Achievable Physical-Layer Secrecy in Multi-Mode Fiber Channels using Artificial Noise
Eduard Jorswieck, Andrew Lonnstrom, Karl-Ludwig Besser, Stefan Rothe,, Juergen W. Czarske

TL;DR
This paper proposes a scheme using artificial noise to enhance physical-layer secrecy in multi-mode fiber channels, demonstrating positive secrecy rates through real measurements and outperforming standard methods.
Contribution
Introduces an artificial noise-based transmission scheme and optimization algorithm for secure multi-mode fiber communication with real-world validation.
Findings
Positive average secrecy rates achieved with artificial noise
Gain over standard precoding and power allocation schemes
Validated on actual multi-mode fiber measurements
Abstract
Reliable and secure communication is an important aspect of modern fiber optic communication. In this work we consider a multi-mode fiber (MMF) channel wiretapped by an eavesdropper.
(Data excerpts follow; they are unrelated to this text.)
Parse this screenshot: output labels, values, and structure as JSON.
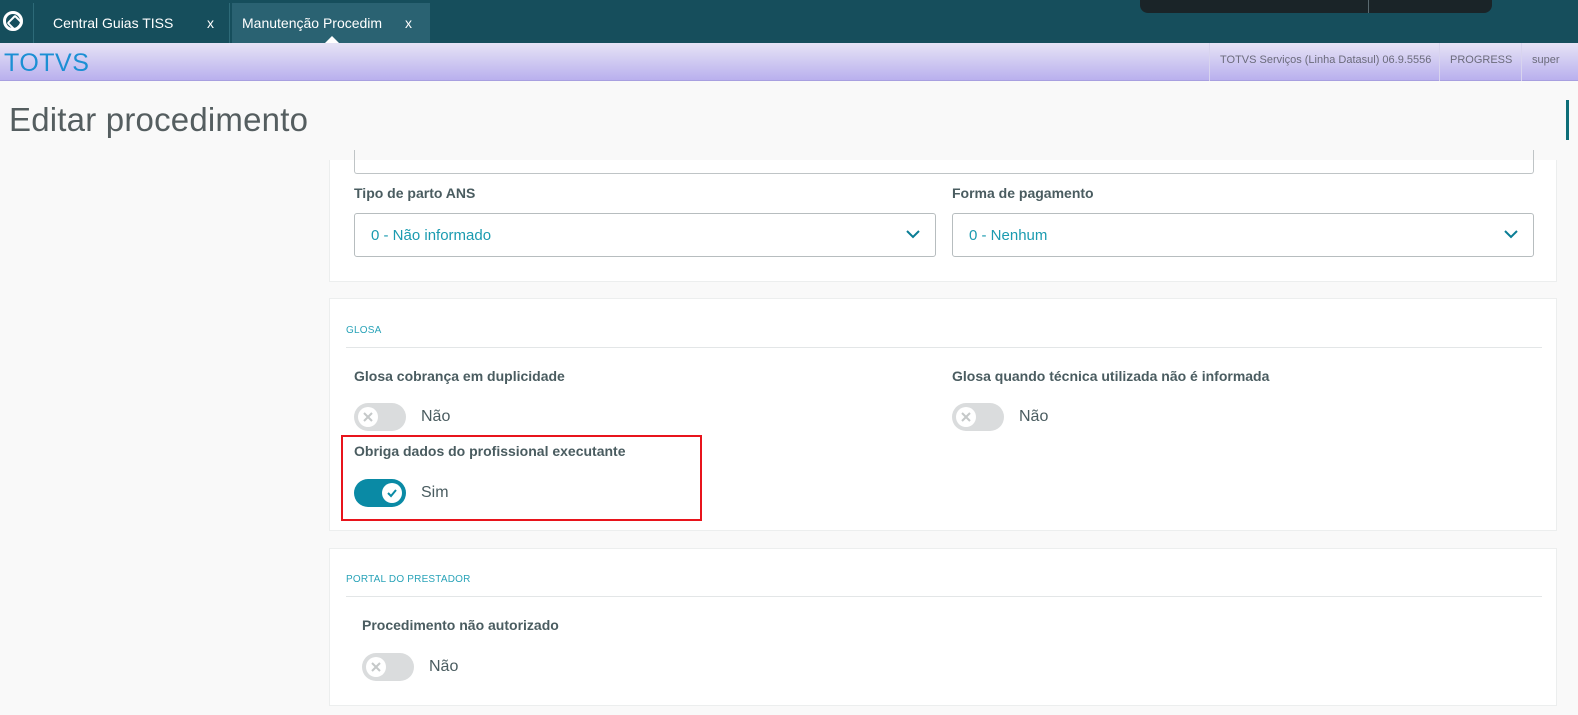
{
  "tabs": [
    {
      "label": "Central Guias TISS",
      "close": "x"
    },
    {
      "label": "Manutenção Procedim",
      "close": "x"
    }
  ],
  "header": {
    "brand": "TOTVS",
    "system": "TOTVS Serviços (Linha Datasul) 06.9.5556",
    "database": "PROGRESS",
    "user": "super"
  },
  "page": {
    "title": "Editar procedimento"
  },
  "fields": {
    "tipo_parto": {
      "label": "Tipo de parto ANS",
      "value": "0 - Não informado"
    },
    "forma_pagamento": {
      "label": "Forma de pagamento",
      "value": "0 - Nenhum"
    }
  },
  "glosa": {
    "section_title": "GLOSA",
    "duplicidade": {
      "label": "Glosa cobrança em duplicidade",
      "state": "Não"
    },
    "tecnica": {
      "label": "Glosa quando técnica utilizada não é informada",
      "state": "Não"
    },
    "obriga_dados": {
      "label": "Obriga dados do profissional executante",
      "state": "Sim"
    }
  },
  "portal": {
    "section_title": "PORTAL DO PRESTADOR",
    "nao_autorizado": {
      "label": "Procedimento não autorizado",
      "state": "Não"
    }
  },
  "colors": {
    "tabbar": "#164e5c",
    "accent": "#0a8aa5",
    "section_title": "#29a3b8",
    "highlight": "#e8141c"
  }
}
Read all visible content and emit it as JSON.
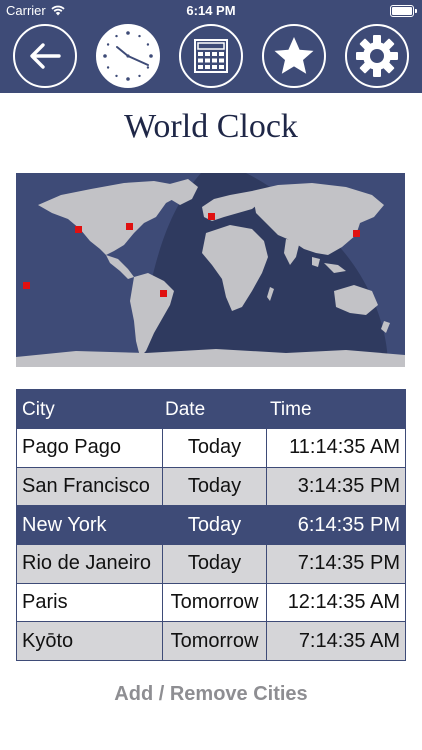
{
  "status_bar": {
    "carrier": "Carrier",
    "time": "6:14 PM",
    "battery_level": 1.0
  },
  "toolbar": {
    "buttons": [
      {
        "name": "back",
        "icon": "arrow-left-icon"
      },
      {
        "name": "clock",
        "icon": "clock-icon",
        "active": true
      },
      {
        "name": "calculator",
        "icon": "calculator-icon"
      },
      {
        "name": "favorites",
        "icon": "star-icon"
      },
      {
        "name": "settings",
        "icon": "gear-icon"
      }
    ]
  },
  "title": "World Clock",
  "map": {
    "icon": "world-map-icon",
    "colors": {
      "ocean_day": "#3e4b77",
      "ocean_night": "#2f3a5f",
      "land": "#c2c2c6",
      "marker": "#e01010"
    }
  },
  "table": {
    "headers": {
      "city": "City",
      "date": "Date",
      "time": "Time"
    },
    "rows": [
      {
        "city": "Pago Pago",
        "date": "Today",
        "time": "11:14:35 AM"
      },
      {
        "city": "San Francisco",
        "date": "Today",
        "time": "3:14:35 PM"
      },
      {
        "city": "New York",
        "date": "Today",
        "time": "6:14:35 PM",
        "selected": true
      },
      {
        "city": "Rio de Janeiro",
        "date": "Today",
        "time": "7:14:35 PM"
      },
      {
        "city": "Paris",
        "date": "Tomorrow",
        "time": "12:14:35 AM"
      },
      {
        "city": "Kyōto",
        "date": "Tomorrow",
        "time": "7:14:35 AM"
      }
    ]
  },
  "add_remove_label": "Add / Remove Cities",
  "colors": {
    "accent": "#3e4b77",
    "title": "#1f2747",
    "alt_row": "#d5d5d8",
    "link_gray": "#8e8e92"
  }
}
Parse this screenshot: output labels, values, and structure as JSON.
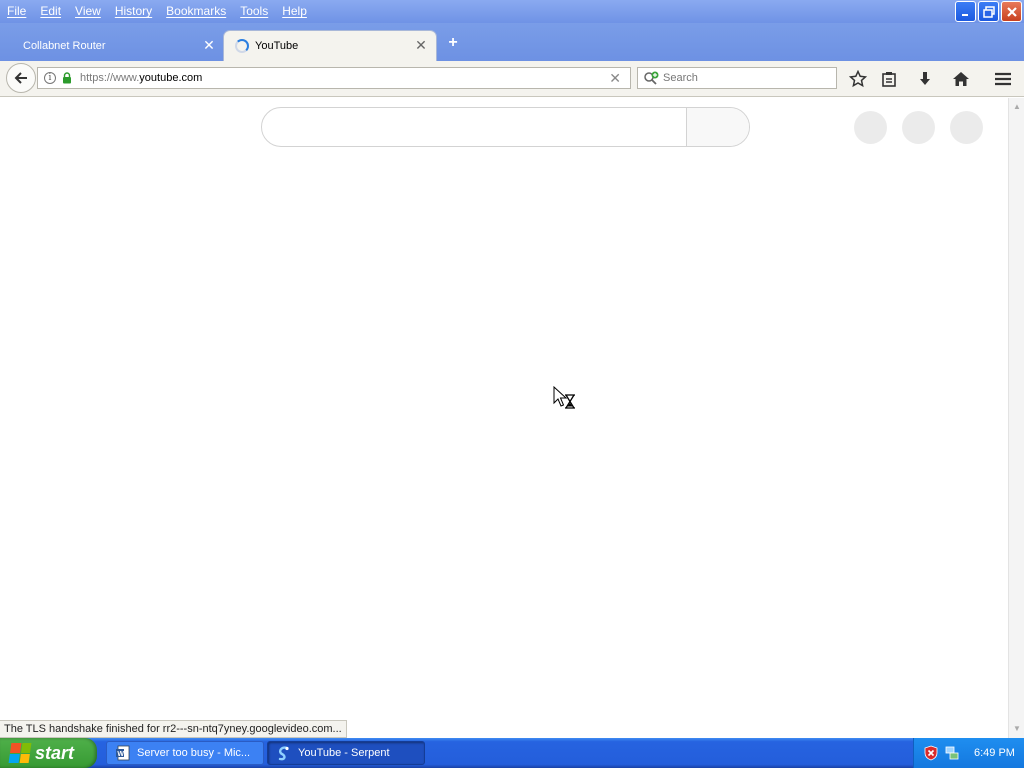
{
  "menubar": {
    "items": [
      "File",
      "Edit",
      "View",
      "History",
      "Bookmarks",
      "Tools",
      "Help"
    ]
  },
  "tabs": [
    {
      "label": "Collabnet Router",
      "active": false
    },
    {
      "label": "YouTube",
      "active": true,
      "loading": true
    }
  ],
  "navbar": {
    "url_prefix": "https://www.",
    "url_domain": "youtube.com",
    "search_placeholder": "Search"
  },
  "status_text": "The TLS handshake finished for rr2---sn-ntq7yney.googlevideo.com...",
  "taskbar": {
    "start_label": "start",
    "tasks": [
      {
        "label": "Server too busy - Mic...",
        "icon": "word-document-icon",
        "active": false
      },
      {
        "label": "YouTube - Serpent",
        "icon": "serpent-browser-icon",
        "active": true
      }
    ],
    "clock": "6:49 PM"
  },
  "colors": {
    "titlebar": "#7a9de8",
    "taskbar": "#245edb",
    "start": "#379a33"
  }
}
We assume the transmitter knows the legitimate channel, but statistical knowledge of the eavesdropper's channel only. We propose a transmission scheme with artificial noise (AN) for such a channel. In particular, we formulate the corresponding optimization problem which aims to maximize the average secrecy rate and develop an algorithm to solve it. We apply this algorithm to actual measured MMF channels. As real fiber measurements show, for a 55 mode MMF we can achieve positive average secrecy rates with the proper use of AN. Furthermore, the gain compared to standard precoding and power allocation schemes is illustrated.